Philippa Domville and Hugh Thompson (phot by David Hou)
this Macbeth is a bull who charges forward and destroys everything in his wake
That the Macbeths have lost a child is something that is usually ignored (Lady Macbeth alludes to it only once).
As the eponymous character, Hugh Thompson makes Macbeth into little more than a petty thug who quickly finds himself in over his head. Adept on the battlefield, Thompson’s Macbeth is not exactly a great tactician. Lady Macbeth (Phillipa Domville) does her best to help but this Macbeth is a bull who charges forward and destroys everything in his wake. Other characters are given an equally bold re-imagining. Rosse (Thomas Olajide) is an oily turncoat while Prince Malcolm (Greg Gale) is an effeminate peacock.
The show is set in the modern world - designer Victoria Wallace has given us some modern dress and at some point a piece of chewing gum makes an appearance – but it’s probably better not to consider the logic of this (Scotland hasn’t had a monarchy in a few hundred years). In any case, the story is a timeless one; the where and when doesn’t matter so much as the why.
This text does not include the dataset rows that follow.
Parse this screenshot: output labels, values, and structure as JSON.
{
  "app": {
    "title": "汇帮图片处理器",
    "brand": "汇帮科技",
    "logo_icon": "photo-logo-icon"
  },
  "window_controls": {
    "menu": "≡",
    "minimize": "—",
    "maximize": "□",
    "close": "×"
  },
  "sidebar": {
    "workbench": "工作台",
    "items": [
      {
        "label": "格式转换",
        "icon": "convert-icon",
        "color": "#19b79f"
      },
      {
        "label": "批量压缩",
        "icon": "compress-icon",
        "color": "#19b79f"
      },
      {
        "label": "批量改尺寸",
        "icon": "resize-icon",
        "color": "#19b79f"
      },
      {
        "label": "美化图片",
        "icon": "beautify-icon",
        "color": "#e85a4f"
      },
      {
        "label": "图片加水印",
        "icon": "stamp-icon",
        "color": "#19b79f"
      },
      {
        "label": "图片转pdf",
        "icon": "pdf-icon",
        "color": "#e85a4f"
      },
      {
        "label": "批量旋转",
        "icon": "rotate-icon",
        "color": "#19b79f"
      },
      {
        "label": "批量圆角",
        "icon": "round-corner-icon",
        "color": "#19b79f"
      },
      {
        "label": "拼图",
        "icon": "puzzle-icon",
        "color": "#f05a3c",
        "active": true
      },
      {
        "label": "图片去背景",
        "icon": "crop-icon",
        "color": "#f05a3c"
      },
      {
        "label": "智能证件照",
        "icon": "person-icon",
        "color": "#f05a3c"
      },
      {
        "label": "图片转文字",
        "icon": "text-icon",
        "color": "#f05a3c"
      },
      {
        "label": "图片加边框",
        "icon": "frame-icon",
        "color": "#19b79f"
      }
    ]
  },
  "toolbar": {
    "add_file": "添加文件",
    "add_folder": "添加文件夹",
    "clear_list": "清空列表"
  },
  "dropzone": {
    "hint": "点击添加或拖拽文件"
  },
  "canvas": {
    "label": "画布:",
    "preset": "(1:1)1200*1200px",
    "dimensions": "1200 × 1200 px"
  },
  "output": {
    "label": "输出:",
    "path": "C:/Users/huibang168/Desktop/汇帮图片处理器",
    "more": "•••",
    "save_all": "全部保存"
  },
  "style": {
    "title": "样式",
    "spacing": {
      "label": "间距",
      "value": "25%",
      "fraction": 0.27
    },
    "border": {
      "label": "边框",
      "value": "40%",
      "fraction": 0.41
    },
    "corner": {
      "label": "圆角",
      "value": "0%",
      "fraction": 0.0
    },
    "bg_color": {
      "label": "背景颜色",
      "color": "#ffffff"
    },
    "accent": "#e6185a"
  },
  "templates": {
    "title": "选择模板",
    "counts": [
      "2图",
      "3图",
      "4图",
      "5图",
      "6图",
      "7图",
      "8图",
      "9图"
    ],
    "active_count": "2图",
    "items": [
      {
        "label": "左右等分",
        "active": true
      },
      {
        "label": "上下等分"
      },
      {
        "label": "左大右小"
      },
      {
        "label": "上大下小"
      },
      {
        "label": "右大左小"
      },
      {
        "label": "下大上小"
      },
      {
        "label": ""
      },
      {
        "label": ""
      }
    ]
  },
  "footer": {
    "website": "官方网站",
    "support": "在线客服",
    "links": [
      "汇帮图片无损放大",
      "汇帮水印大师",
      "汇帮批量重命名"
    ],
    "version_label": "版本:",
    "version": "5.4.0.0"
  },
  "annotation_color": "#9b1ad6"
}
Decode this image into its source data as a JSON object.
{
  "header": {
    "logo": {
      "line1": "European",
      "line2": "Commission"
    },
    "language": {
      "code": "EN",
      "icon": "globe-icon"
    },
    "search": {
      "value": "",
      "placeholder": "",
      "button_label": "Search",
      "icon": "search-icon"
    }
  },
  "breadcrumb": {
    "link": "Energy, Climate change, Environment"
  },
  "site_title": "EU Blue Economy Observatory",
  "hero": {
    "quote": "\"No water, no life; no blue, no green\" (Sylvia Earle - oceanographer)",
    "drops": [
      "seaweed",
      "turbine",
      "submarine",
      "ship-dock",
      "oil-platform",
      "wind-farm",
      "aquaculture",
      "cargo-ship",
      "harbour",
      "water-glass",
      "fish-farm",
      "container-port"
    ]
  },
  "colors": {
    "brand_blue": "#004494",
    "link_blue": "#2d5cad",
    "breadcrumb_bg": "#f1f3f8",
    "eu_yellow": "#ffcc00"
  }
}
And it is here that Wells and his crack team of actors have managed to shine a few new spotlights into Macbeth’s dusty corners.
For the most part, this interpretation serves the text and illuminates the impact of loss and grief on the disintegration of the self. It did, however, lead Wells to interpolate an unfortunate “twist” ending into the last four seconds of the play. It’s more or less harmless but it still felt like a slight misstep that undermines the drama of the final climactic moment. It’s bound to provoke discussion - at least among writers and Shakespeare purists; everyone else will probably not give it a second thought.